では次に24時間の場合の避妊率99%、48時間の場合(97%)、72時間(95%)の場合を使って妊娠阻止率を見ていきましょう。
妊娠阻止率
24時間以内の場合
(100×0.15)−(1)/(100×0.15) =93.3(%)
48時間以内
上記72時間平均と同様結果80(%)
72時間以内
(100×0.15)−(5)/(100×0.15)×100 =66.7(%)
中々興味深い結果だと思いませんか?
以上はあくまで計算によって出した推測ですが、
実際の調査によるデータでは
24時間以内95% 48時間以内85% 72時間以内58%
となっています。
以上の事からわかること。
①この計算式は確率の初歩であるが、実際のデータと比較的近似できているということがわかります。数学って大切ですね。
ここから重要になってきますが、
②妊娠可能性の高い性行為であればあるほど、アフターピルを早く服用することが大事であるというのがわかるでしょう。
この点について伊藤詩織さんのアフターピルの議論の中で医師と思われる方が「72時間以内に服用すればよい、時間はあまり重要ではない」等の発言がありましたが、この簡単な計算式をみればわかる通り不適切な発言だとわかります。
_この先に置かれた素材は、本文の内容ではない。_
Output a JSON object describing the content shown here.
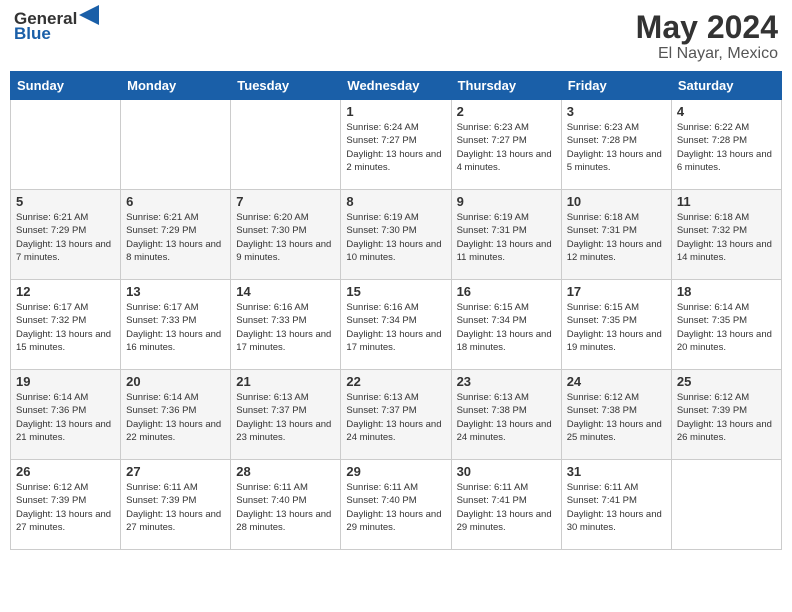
{
  "header": {
    "logo_general": "General",
    "logo_blue": "Blue",
    "title": "May 2024",
    "subtitle": "El Nayar, Mexico"
  },
  "days_of_week": [
    "Sunday",
    "Monday",
    "Tuesday",
    "Wednesday",
    "Thursday",
    "Friday",
    "Saturday"
  ],
  "weeks": [
    [
      {
        "day": "",
        "info": ""
      },
      {
        "day": "",
        "info": ""
      },
      {
        "day": "",
        "info": ""
      },
      {
        "day": "1",
        "info": "Sunrise: 6:24 AM\nSunset: 7:27 PM\nDaylight: 13 hours and 2 minutes."
      },
      {
        "day": "2",
        "info": "Sunrise: 6:23 AM\nSunset: 7:27 PM\nDaylight: 13 hours and 4 minutes."
      },
      {
        "day": "3",
        "info": "Sunrise: 6:23 AM\nSunset: 7:28 PM\nDaylight: 13 hours and 5 minutes."
      },
      {
        "day": "4",
        "info": "Sunrise: 6:22 AM\nSunset: 7:28 PM\nDaylight: 13 hours and 6 minutes."
      }
    ],
    [
      {
        "day": "5",
        "info": "Sunrise: 6:21 AM\nSunset: 7:29 PM\nDaylight: 13 hours and 7 minutes."
      },
      {
        "day": "6",
        "info": "Sunrise: 6:21 AM\nSunset: 7:29 PM\nDaylight: 13 hours and 8 minutes."
      },
      {
        "day": "7",
        "info": "Sunrise: 6:20 AM\nSunset: 7:30 PM\nDaylight: 13 hours and 9 minutes."
      },
      {
        "day": "8",
        "info": "Sunrise: 6:19 AM\nSunset: 7:30 PM\nDaylight: 13 hours and 10 minutes."
      },
      {
        "day": "9",
        "info": "Sunrise: 6:19 AM\nSunset: 7:31 PM\nDaylight: 13 hours and 11 minutes."
      },
      {
        "day": "10",
        "info": "Sunrise: 6:18 AM\nSunset: 7:31 PM\nDaylight: 13 hours and 12 minutes."
      },
      {
        "day": "11",
        "info": "Sunrise: 6:18 AM\nSunset: 7:32 PM\nDaylight: 13 hours and 14 minutes."
      }
    ],
    [
      {
        "day": "12",
        "info": "Sunrise: 6:17 AM\nSunset: 7:32 PM\nDaylight: 13 hours and 15 minutes."
      },
      {
        "day": "13",
        "info": "Sunrise: 6:17 AM\nSunset: 7:33 PM\nDaylight: 13 hours and 16 minutes."
      },
      {
        "day": "14",
        "info": "Sunrise: 6:16 AM\nSunset: 7:33 PM\nDaylight: 13 hours and 17 minutes."
      },
      {
        "day": "15",
        "info": "Sunrise: 6:16 AM\nSunset: 7:34 PM\nDaylight: 13 hours and 17 minutes."
      },
      {
        "day": "16",
        "info": "Sunrise: 6:15 AM\nSunset: 7:34 PM\nDaylight: 13 hours and 18 minutes."
      },
      {
        "day": "17",
        "info": "Sunrise: 6:15 AM\nSunset: 7:35 PM\nDaylight: 13 hours and 19 minutes."
      },
      {
        "day": "18",
        "info": "Sunrise: 6:14 AM\nSunset: 7:35 PM\nDaylight: 13 hours and 20 minutes."
      }
    ],
    [
      {
        "day": "19",
        "info": "Sunrise: 6:14 AM\nSunset: 7:36 PM\nDaylight: 13 hours and 21 minutes."
      },
      {
        "day": "20",
        "info": "Sunrise: 6:14 AM\nSunset: 7:36 PM\nDaylight: 13 hours and 22 minutes."
      },
      {
        "day": "21",
        "info": "Sunrise: 6:13 AM\nSunset: 7:37 PM\nDaylight: 13 hours and 23 minutes."
      },
      {
        "day": "22",
        "info": "Sunrise: 6:13 AM\nSunset: 7:37 PM\nDaylight: 13 hours and 24 minutes."
      },
      {
        "day": "23",
        "info": "Sunrise: 6:13 AM\nSunset: 7:38 PM\nDaylight: 13 hours and 24 minutes."
      },
      {
        "day": "24",
        "info": "Sunrise: 6:12 AM\nSunset: 7:38 PM\nDaylight: 13 hours and 25 minutes."
      },
      {
        "day": "25",
        "info": "Sunrise: 6:12 AM\nSunset: 7:39 PM\nDaylight: 13 hours and 26 minutes."
      }
    ],
    [
      {
        "day": "26",
        "info": "Sunrise: 6:12 AM\nSunset: 7:39 PM\nDaylight: 13 hours and 27 minutes."
      },
      {
        "day": "27",
        "info": "Sunrise: 6:11 AM\nSunset: 7:39 PM\nDaylight: 13 hours and 27 minutes."
      },
      {
        "day": "28",
        "info": "Sunrise: 6:11 AM\nSunset: 7:40 PM\nDaylight: 13 hours and 28 minutes."
      },
      {
        "day": "29",
        "info": "Sunrise: 6:11 AM\nSunset: 7:40 PM\nDaylight: 13 hours and 29 minutes."
      },
      {
        "day": "30",
        "info": "Sunrise: 6:11 AM\nSunset: 7:41 PM\nDaylight: 13 hours and 29 minutes."
      },
      {
        "day": "31",
        "info": "Sunrise: 6:11 AM\nSunset: 7:41 PM\nDaylight: 13 hours and 30 minutes."
      },
      {
        "day": "",
        "info": ""
      }
    ]
  ]
}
アフターピル服用時に問診で「性行為の時間」の他に「最終月経日」「生理周期が不順かどうか」を聞かれる(問診票に書く)のは、妊娠阻止率との関係でより正確に把握するためのものと推測します。
妊娠阻止率とは何を意味するのかがわかってきたのではないかと思います。
2.以上を踏まえて「優しい説明」とはなんでしょうか。
まず、基本的なアフターピルの服用時の説明としては、わかりやすさを優先して避妊率の説明でよいのではないでしょうか。
もっとも、性教育の場面、あるいは生理、排卵日等の知識がある場合は上記のような説明も必要だと思います。
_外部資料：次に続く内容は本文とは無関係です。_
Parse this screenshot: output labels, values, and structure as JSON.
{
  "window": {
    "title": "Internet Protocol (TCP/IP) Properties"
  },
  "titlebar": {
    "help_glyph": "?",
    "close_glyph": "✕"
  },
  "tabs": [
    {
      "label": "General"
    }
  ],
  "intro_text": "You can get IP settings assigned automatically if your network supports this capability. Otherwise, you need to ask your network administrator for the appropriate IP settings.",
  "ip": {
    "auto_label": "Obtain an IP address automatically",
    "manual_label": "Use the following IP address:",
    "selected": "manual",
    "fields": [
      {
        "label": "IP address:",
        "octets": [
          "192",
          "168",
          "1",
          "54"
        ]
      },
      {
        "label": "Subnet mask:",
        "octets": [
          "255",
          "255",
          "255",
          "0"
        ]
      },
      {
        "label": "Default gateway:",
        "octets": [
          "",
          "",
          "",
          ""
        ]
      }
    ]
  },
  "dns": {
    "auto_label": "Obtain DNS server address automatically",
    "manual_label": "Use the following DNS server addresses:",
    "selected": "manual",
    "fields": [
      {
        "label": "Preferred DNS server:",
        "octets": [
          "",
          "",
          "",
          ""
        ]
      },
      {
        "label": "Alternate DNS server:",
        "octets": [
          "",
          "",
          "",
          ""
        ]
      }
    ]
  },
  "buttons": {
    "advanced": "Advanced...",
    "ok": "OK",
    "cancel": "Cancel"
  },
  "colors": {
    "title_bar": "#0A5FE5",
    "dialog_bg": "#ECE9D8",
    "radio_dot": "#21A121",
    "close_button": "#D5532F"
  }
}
きちんと妊娠阻止率の意味を説明した上で数字を示すべきではないでしょうか。
そして、妊娠阻止率の数字と示す場合に72時間平均のみを出すことは個人的には少なくとも不十分と考えます。
元々誤解をまねく表現なことに加え、妊娠阻止率を出すのではあれば、24,48,72時間ごとの数字を出すべきだと考えるからです。これが、「優しい説明」の1つではないでしょうか。
時間ごとに数字を提示することによってはじめてアフターピルは
「妊娠の可能性が高い性行為であればあるほど、できるだけ早く服用することが大切」なことが理解できるからです。